Chapter 3a - Lesnoy Bivak
Once it had been determined that a smaller group might be better able to make contact with the native population, the rest of the troops piled back into the truck, going back uphill, back into the Forstlager Falkenhorst. Forstlager. It would need to be renamed Lesnoy bivak.
Sokolinoye Gnezdo.
Maybe Medvezhya Peshchera - bear cave - would be a better name for a Russian mountain camp. The capitalists weren't enough to claim a new name for the place anyway.
This were idle and useless thoughts, of course. Konnikov dwelt on them to push away the feeling of doom. HE had agreed to the troops being split in Berlin. And now, again, they split up.
His command got smaller and smaller.
They passed the spot where the Nazi's head had been stuck on a pike, the pike itself rammed so hard into the ground that it had been impossible to move. But now the wooden stake had sagged sideways and when they stopped to remove it, it gave way easily enough.
Konnikov could hear the men and women grumble, but nobody spoke a word.
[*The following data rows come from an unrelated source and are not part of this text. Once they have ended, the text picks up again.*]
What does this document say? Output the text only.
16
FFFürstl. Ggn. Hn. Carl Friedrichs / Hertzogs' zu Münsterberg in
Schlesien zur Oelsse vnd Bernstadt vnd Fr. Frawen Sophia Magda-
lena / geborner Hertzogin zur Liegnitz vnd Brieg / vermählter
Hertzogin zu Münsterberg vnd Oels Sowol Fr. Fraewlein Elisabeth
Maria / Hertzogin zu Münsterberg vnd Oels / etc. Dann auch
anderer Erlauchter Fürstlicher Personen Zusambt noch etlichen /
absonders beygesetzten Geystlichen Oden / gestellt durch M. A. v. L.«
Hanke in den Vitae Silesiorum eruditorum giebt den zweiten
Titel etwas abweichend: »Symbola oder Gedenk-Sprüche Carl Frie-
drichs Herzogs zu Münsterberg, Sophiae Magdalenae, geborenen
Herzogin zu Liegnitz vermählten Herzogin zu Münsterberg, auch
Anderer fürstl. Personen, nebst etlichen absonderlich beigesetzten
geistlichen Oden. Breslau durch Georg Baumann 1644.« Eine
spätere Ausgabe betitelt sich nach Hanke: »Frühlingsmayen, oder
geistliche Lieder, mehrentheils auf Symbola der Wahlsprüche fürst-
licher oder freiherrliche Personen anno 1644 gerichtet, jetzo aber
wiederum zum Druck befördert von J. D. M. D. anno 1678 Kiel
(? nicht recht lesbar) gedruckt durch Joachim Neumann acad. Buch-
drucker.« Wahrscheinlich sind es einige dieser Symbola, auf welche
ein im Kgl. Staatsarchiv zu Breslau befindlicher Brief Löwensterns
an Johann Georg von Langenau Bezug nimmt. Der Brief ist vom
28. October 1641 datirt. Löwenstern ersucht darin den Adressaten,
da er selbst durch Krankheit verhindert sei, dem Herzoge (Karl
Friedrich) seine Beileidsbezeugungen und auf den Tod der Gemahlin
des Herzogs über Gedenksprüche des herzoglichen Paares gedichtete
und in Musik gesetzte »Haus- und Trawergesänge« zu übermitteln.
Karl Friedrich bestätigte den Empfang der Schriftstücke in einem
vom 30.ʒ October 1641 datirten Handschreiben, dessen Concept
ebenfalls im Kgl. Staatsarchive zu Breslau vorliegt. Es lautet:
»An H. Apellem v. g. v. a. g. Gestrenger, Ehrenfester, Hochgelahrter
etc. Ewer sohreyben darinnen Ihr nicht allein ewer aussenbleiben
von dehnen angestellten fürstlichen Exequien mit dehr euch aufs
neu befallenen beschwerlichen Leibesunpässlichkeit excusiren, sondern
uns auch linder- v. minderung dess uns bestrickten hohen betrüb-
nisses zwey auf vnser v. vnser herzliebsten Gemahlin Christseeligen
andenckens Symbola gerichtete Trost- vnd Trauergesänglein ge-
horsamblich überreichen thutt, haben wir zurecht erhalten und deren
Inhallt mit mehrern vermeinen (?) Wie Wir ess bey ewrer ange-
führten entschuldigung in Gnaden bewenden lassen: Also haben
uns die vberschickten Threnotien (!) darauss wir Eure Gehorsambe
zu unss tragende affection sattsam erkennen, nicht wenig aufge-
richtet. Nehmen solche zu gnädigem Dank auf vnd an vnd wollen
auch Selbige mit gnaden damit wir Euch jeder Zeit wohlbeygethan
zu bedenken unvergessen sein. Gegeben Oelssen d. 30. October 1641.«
Not much later, and he remembered the column of smoke he had seen earlier, when they had been down at the crossroads looking back up to the mountain.
Someone had burned down the camp!
His heart sank. But the damage was not as bad as expected. One of the barracks was half-gone. The larger buildings, most likely the ones housing the officers, was mostly burnt down. But whoever did this had not used gasoline or anything like it and the fire had burned out after eating through the dry wood, the heavy rains of previous days having soaked the rest of the logs good enough to save them from the fire.
Still, damage needed to be assessed and repaired.